Some distributions can be parameterized multiple ways. I tried to keep the below table consistent Wikipedia.

distribution parameters
uniform a (lower limit), b (upper limit)
gaussian μ (mean), σ (variance)
delta shift
exponential shift, λ (rate)
laplace μ (location), b (scale)
exponential_power μ (location), α (scale), β (shape)
cauchy x0 (location), γ (scale)
rayleigh shift, σ (scale)
gamma k (shape), θ (scale)
lognormal μ (location), σ (scale)
chi_squared shift, k (degrees of freedom)
f shift, d1 (first degrees of freedom), d2 (second degrees of freedom)
student_t shift, ν (degrees of freedom)
beta shift, α (first shape), β (second shape), scale
logistic μ (location), s (scale)
pareto xm (scale), α (shape)
weibull shift, λ (scale), k (shape)
poisson shift, λ (variance)
discrete_uniform a (lower limit, inclusive), b (upper limit, inclusive)

Adding new models

To maintain the speed of the program, it is necessary to directly modify the C code if you want to add a new network model. All the model-specific code is in src/netabc.c. At this stage, the procedure to add a new model is somewhat involved.

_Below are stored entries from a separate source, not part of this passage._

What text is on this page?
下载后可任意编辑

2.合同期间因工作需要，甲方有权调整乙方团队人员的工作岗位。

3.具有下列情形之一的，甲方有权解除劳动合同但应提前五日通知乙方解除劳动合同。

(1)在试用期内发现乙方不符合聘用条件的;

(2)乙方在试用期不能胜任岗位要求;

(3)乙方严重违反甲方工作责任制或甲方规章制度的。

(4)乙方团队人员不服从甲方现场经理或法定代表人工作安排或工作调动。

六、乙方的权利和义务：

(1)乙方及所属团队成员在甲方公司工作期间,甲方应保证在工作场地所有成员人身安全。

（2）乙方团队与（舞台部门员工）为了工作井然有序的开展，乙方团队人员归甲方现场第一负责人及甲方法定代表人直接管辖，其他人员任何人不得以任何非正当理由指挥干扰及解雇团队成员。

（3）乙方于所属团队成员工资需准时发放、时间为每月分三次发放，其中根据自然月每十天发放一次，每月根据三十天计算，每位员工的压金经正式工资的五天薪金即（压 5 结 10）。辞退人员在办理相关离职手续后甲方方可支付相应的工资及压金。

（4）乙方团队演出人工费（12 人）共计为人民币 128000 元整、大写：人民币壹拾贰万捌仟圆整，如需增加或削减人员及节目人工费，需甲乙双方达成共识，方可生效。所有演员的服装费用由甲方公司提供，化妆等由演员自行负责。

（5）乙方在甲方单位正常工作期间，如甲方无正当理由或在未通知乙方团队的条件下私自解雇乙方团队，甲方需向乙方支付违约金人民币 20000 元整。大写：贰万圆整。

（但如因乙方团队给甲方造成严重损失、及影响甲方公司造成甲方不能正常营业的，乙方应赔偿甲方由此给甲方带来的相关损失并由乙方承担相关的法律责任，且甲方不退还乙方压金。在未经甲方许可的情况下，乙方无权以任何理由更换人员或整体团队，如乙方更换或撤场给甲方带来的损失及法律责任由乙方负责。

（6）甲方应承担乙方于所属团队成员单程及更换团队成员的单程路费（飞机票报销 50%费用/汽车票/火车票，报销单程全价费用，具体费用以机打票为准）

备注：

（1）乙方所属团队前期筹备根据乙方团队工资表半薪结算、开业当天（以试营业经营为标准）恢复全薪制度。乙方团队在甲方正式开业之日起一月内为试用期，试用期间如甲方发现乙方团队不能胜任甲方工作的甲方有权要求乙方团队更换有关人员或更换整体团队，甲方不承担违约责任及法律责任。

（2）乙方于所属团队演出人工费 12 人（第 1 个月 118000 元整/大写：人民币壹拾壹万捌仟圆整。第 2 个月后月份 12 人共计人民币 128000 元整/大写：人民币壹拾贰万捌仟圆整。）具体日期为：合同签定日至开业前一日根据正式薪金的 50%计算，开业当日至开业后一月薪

  1. Add a new element to the net_type enum for your new model.
  2. Append the number of model parameters it has to the global NUM_PARAMS array.
  3. Add elements to the net_parameter enum for all the model's parameters.
  4. Add the parameters' names to the PARAM_NAMES array.
  5. Indicate whether the parameters are continuous or discrete in the PARAM_DISCRETE array.
  6. Modify the get_options() function to accept an abbreviation for your network type on the command line. Look for the line opts.net = NET_TYPE_PA and add something similar. Add the abbreviation to the usage() function.
  7. Add code to simulate a network under your model in the sample_dataset() function. Look for the line case NET_TYPE_PA: and add something similar.